In the Wednesday meeting, the Fed telegraphed that it sees no rate hikes in 2019 and only one in 2020.

Bartiromo asked Trump if he influenced the Fed’s decision to pause on rate hikes.

“I don’t know. I mean look, I hope I didn’t influence frankly, but it doesn’t matter, I don’t care if I influenced or not,” Trump said.

Trump and Powell: A Complicated Relationship

The Fed raised rates four times during 2018, the same year that Trump’s tax cuts were taking effect.

Trump took to Twitter to attack the central bank for tightening policy during his efforts to jolt the economy through fiscal policy. The rhetoric built up ahead of the December meeting where the Fed did raise rates by 25 basis points to the current target range of 2.25% to 2.5%.

Powell never directly responded to the president’s criticism, and said time after time that the Fed remains independent and is not swayed by policy preferences from the White House. At one point, rumors about Trump’s interest in removing Powell prompted the Fed Chair to publicly say that he would not resign from his post if asked to do so.

After the Fed tilted dovish in the January meeting, Trump toned down his criticism of the Fed. In early February, Powell met with Trump at the White House for an “informal” dinner.

Trump’s latest interview shows that he’s still hung up on how higher interest rates may have affected his fiscal policies.

“One thing I was right, but we would have been over four [%] if they didn't do all of the interest rate hikes, and they tightened, I mean they did 50 billion dollars a month. I said what are we doing here?” Trump told Bartiromo.

The “50 billion dollars a month” refers to the Fed’s process of quantitative tightening, in which the central bank unwinds asset holdings that it accumulated to lift the economy out of the 2008 financial crisis. Critics argue that the balance sheet reduction is reducing market liquidity.

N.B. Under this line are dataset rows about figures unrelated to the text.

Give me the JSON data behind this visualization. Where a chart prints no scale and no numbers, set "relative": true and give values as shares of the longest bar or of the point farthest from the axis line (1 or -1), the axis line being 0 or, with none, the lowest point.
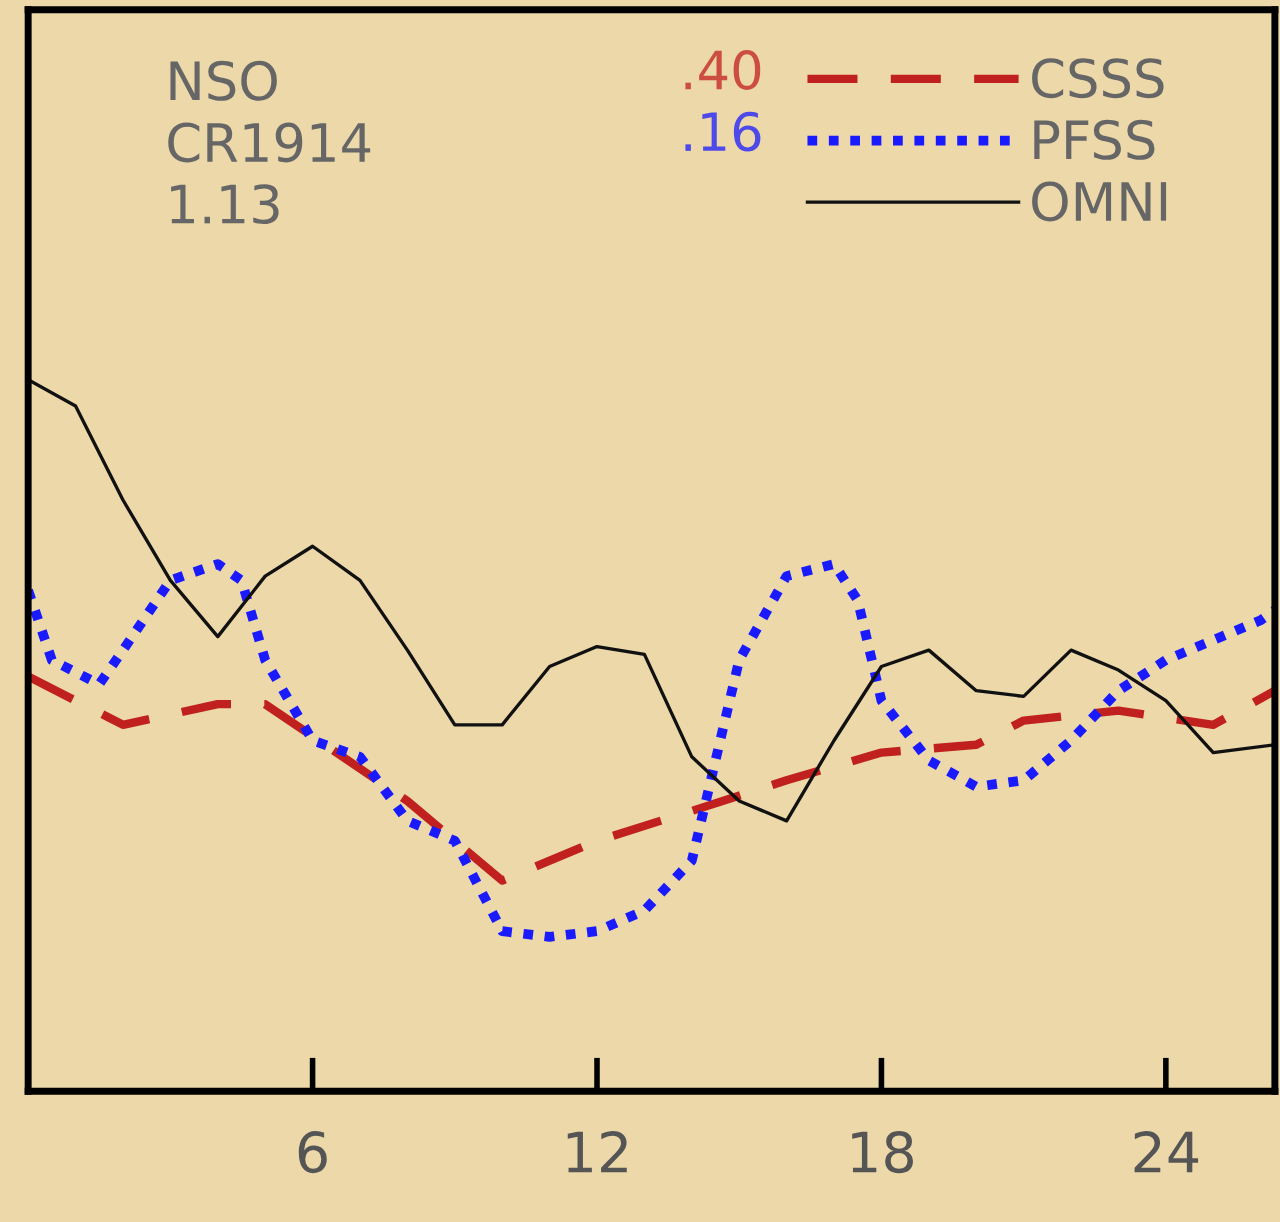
{
  "chart_data": {
    "type": "line",
    "relative": true,
    "xlim": [
      0,
      26.3
    ],
    "xticks": [
      6,
      12,
      18,
      24
    ],
    "annotations": [
      "NSO",
      "CR1914",
      "1.13",
      ".40",
      ".16"
    ],
    "legend": "top right",
    "grid": false,
    "series": [
      {
        "name": "CSSS",
        "color": "#c0201e",
        "line_style": "dashed",
        "x": [
          0,
          2,
          4,
          5,
          6,
          8,
          10,
          12,
          14,
          16,
          18,
          20,
          21,
          23,
          25,
          26.3
        ],
        "values": [
          0.583,
          0.515,
          0.544,
          0.544,
          0.499,
          0.408,
          0.296,
          0.352,
          0.394,
          0.437,
          0.476,
          0.487,
          0.521,
          0.535,
          0.515,
          0.563
        ]
      },
      {
        "name": "PFSS",
        "color": "#1a1aff",
        "line_style": "dotted",
        "x": [
          0,
          0.5,
          1.5,
          2,
          3,
          4,
          4.5,
          5,
          6,
          7,
          8,
          9,
          10,
          11,
          12,
          13,
          14,
          14.5,
          15,
          16,
          17,
          17.5,
          18,
          19,
          20,
          21,
          22,
          23,
          24,
          25,
          26,
          26.3
        ],
        "values": [
          0.704,
          0.606,
          0.572,
          0.62,
          0.718,
          0.741,
          0.718,
          0.606,
          0.493,
          0.47,
          0.38,
          0.352,
          0.225,
          0.217,
          0.225,
          0.254,
          0.324,
          0.465,
          0.606,
          0.724,
          0.741,
          0.69,
          0.549,
          0.465,
          0.428,
          0.437,
          0.493,
          0.563,
          0.606,
          0.634,
          0.662,
          0.676
        ]
      },
      {
        "name": "OMNI",
        "color": "#111111",
        "line_style": "solid",
        "x": [
          0,
          1,
          2,
          3,
          4,
          5,
          6,
          7,
          8,
          9,
          10,
          11,
          12,
          13,
          14,
          15,
          16,
          17,
          18,
          19,
          20,
          21,
          22,
          23,
          24,
          25,
          26.3
        ],
        "values": [
          1.0,
          0.963,
          0.831,
          0.718,
          0.639,
          0.724,
          0.766,
          0.718,
          0.62,
          0.515,
          0.515,
          0.597,
          0.625,
          0.614,
          0.47,
          0.408,
          0.38,
          0.493,
          0.597,
          0.62,
          0.563,
          0.555,
          0.62,
          0.592,
          0.549,
          0.476,
          0.487
        ]
      }
    ]
  }
}
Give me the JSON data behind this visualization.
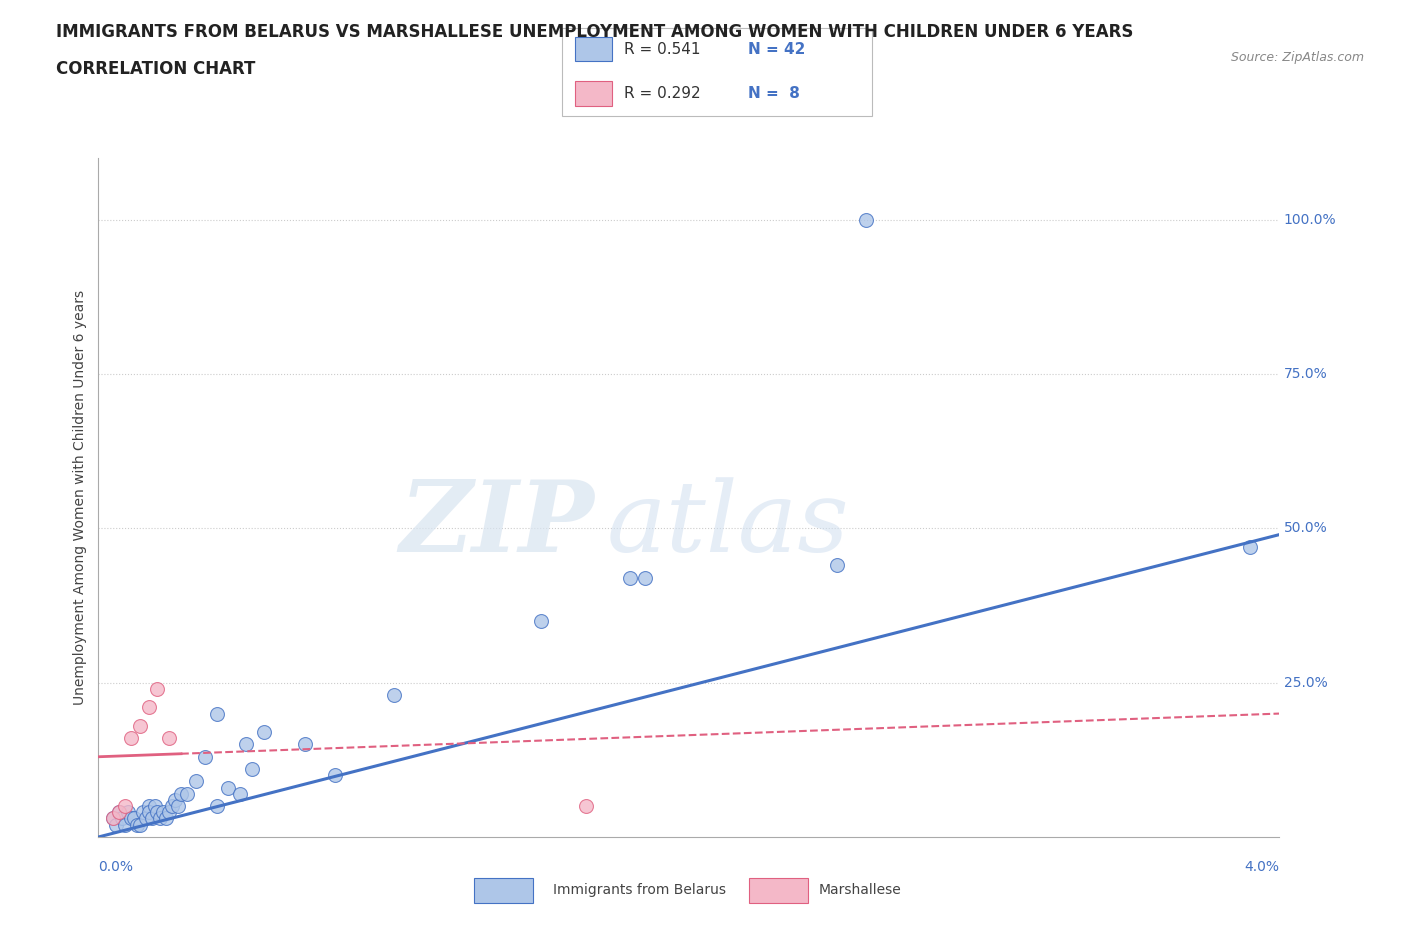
{
  "title_line1": "IMMIGRANTS FROM BELARUS VS MARSHALLESE UNEMPLOYMENT AMONG WOMEN WITH CHILDREN UNDER 6 YEARS",
  "title_line2": "CORRELATION CHART",
  "source": "Source: ZipAtlas.com",
  "xlabel_bottom_left": "0.0%",
  "xlabel_bottom_right": "4.0%",
  "ylabel": "Unemployment Among Women with Children Under 6 years",
  "y_tick_labels": [
    "100.0%",
    "75.0%",
    "50.0%",
    "25.0%"
  ],
  "y_tick_values": [
    100,
    75,
    50,
    25
  ],
  "xmin": 0.0,
  "xmax": 4.0,
  "ymin": 0.0,
  "ymax": 110.0,
  "legend_r1": "R = 0.541",
  "legend_n1": "N = 42",
  "legend_r2": "R = 0.292",
  "legend_n2": "N =  8",
  "color_belarus": "#aec6e8",
  "color_marshallese": "#f4b8c8",
  "color_line_belarus": "#4472c4",
  "color_line_marshallese": "#e06080",
  "background_color": "#ffffff",
  "watermark_zip": "ZIP",
  "watermark_atlas": "atlas",
  "belarus_x": [
    0.05,
    0.06,
    0.07,
    0.08,
    0.09,
    0.1,
    0.11,
    0.12,
    0.13,
    0.14,
    0.15,
    0.16,
    0.17,
    0.17,
    0.18,
    0.19,
    0.2,
    0.21,
    0.22,
    0.23,
    0.24,
    0.25,
    0.26,
    0.27,
    0.28,
    0.3,
    0.33,
    0.36,
    0.4,
    0.44,
    0.48,
    0.52,
    0.56,
    0.7,
    0.8,
    0.4,
    0.5,
    1.0,
    1.5,
    1.8,
    2.5,
    3.9
  ],
  "belarus_y": [
    3,
    2,
    4,
    3,
    2,
    4,
    3,
    3,
    2,
    2,
    4,
    3,
    5,
    4,
    3,
    5,
    4,
    3,
    4,
    3,
    4,
    5,
    6,
    5,
    7,
    7,
    9,
    13,
    5,
    8,
    7,
    11,
    17,
    15,
    10,
    20,
    15,
    23,
    35,
    42,
    44,
    47
  ],
  "marshallese_x": [
    0.05,
    0.07,
    0.09,
    0.11,
    0.14,
    0.17,
    0.2,
    0.24
  ],
  "marshallese_y": [
    3,
    4,
    5,
    16,
    18,
    21,
    24,
    16
  ],
  "top_outlier_x": 2.6,
  "top_outlier_y": 100.0,
  "mid_outlier_x": 1.85,
  "mid_outlier_y": 42.0,
  "marshallese_outlier_x": 1.65,
  "marshallese_outlier_y": 5.0,
  "belarus_reg_x0": 0.0,
  "belarus_reg_y0": 0.0,
  "belarus_reg_x1": 4.0,
  "belarus_reg_y1": 49.0,
  "marshallese_reg_x0": 0.0,
  "marshallese_reg_y0": 13.0,
  "marshallese_reg_x1": 4.0,
  "marshallese_reg_y1": 20.0,
  "marshallese_dash_x0": 0.28,
  "marshallese_dash_x1": 4.0
}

The Fed said Wednesday it will begin slowing the pace of its asset roll-offs in May and ultimately conclude the unwind process by the end of September.

For his part, Powell has said the central bank does not think much of fiscal policy. Responding to a question from Yahoo Finance in a press conference Wednesday, Powell said fiscal policies are “exogenous” to the Fed’s decision-making.

“Whatever happens with fiscal policy, we take that. We don’t evaluate it, we don’t criticize it and we don’t overreact to it either,” Powell said. “So I think it’s just a fact, it’s just an external fact about the economy.”